On Tika's website it says (concerning tika-app-1.2.jar) it can be used in server mode. Does anyone know how to send documents and receive parsed text from this server once it is running?
Tika supports two "server" modes. The simpler and original is the --server
flag of Tika-App. The more functional, but also more recent is the JAX-RS JSR-311 server component, which is an additional jar.

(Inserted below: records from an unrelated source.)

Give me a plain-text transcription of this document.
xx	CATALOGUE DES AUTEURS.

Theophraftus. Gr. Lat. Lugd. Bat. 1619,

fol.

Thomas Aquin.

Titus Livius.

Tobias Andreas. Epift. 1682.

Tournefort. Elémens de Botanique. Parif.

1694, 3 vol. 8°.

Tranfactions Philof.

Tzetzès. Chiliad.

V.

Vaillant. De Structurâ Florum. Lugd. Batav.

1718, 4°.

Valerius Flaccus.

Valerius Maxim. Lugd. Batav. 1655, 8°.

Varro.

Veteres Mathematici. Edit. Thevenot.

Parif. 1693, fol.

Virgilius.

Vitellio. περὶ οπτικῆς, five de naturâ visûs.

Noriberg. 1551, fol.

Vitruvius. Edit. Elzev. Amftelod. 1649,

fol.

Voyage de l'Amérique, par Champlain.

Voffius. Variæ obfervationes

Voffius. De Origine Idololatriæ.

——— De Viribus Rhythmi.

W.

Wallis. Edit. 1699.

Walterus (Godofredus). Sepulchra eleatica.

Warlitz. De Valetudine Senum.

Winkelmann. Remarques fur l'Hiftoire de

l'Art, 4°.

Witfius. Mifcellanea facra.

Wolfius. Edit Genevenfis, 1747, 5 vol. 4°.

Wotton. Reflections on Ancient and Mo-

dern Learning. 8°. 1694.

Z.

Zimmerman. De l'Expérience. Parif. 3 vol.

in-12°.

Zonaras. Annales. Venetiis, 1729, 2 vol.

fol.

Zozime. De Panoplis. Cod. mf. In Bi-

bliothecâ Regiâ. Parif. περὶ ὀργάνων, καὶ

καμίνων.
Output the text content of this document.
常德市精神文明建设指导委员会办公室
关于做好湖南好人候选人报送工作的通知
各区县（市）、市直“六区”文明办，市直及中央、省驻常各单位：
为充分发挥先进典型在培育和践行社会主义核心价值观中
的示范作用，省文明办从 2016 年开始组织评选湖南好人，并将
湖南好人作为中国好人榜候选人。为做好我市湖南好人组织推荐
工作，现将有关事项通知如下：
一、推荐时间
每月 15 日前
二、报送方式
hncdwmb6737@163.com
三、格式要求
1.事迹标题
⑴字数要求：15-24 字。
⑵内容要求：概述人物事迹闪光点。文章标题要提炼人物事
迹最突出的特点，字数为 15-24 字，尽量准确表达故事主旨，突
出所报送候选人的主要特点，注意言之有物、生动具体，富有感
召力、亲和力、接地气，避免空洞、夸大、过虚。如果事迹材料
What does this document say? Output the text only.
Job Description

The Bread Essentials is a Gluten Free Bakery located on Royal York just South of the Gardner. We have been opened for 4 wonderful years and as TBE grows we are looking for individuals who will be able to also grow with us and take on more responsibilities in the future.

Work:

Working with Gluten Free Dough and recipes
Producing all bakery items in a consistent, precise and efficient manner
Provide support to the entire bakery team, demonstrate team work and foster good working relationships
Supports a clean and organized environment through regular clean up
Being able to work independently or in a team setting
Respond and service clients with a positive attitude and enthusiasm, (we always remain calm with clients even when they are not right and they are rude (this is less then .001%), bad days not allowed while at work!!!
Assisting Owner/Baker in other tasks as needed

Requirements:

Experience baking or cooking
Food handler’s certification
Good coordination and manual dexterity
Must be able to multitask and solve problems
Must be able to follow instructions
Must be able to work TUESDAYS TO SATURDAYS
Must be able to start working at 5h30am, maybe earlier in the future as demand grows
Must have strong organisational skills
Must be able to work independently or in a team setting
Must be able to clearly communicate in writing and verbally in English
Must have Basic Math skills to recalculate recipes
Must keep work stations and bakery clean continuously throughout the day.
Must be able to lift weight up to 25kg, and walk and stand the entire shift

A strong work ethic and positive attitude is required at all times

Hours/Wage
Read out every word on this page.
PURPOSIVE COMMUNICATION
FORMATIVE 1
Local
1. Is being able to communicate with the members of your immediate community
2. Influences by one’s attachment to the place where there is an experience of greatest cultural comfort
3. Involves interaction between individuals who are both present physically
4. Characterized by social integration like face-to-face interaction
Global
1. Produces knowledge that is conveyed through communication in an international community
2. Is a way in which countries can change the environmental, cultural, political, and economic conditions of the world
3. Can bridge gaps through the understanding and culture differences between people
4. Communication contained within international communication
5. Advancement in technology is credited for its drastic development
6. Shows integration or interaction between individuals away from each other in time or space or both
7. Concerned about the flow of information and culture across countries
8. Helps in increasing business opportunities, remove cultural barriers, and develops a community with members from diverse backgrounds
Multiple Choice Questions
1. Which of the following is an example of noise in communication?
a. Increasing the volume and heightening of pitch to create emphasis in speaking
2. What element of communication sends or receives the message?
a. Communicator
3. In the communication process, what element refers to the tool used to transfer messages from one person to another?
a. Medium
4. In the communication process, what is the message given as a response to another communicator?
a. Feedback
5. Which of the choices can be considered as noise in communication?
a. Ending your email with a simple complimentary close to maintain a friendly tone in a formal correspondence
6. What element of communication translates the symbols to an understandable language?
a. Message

The Tika-App Network Server is very simple to use. Simply start Tika-App with the --server
flag, and a --port ###
flag telling it what port to listen on. Then, connect to that port and send it a single file. You'll get back the html version. NetCat works well for this, something like java -jar tika-app.jar --server --port 12345
followed by nc 127.0.0.1 12345 < MyFileToExtract
will get you back the html
The JAX-RS JSR-311 server component supports a few different urls, for things like metadata, plain text etc. You start the server with java -jar tika-server.jar
, then do HTTP put calls to the appropriate url with your input document and you'll get the resource back. There are loads of details and examples (including using curl for testing) on the wiki page
The Tika App Network Server is fairly simple, only supports one mode (extract to HTML), and is generally used for testing / demos / prototyping / etc. The Tika JAXRS Server is a fully RESTful service which talks HTTP, and exposes a wide range of Tika's modes. It's the generally recommended way these days to interface with Tika over the network, and/or from non-Java stacks.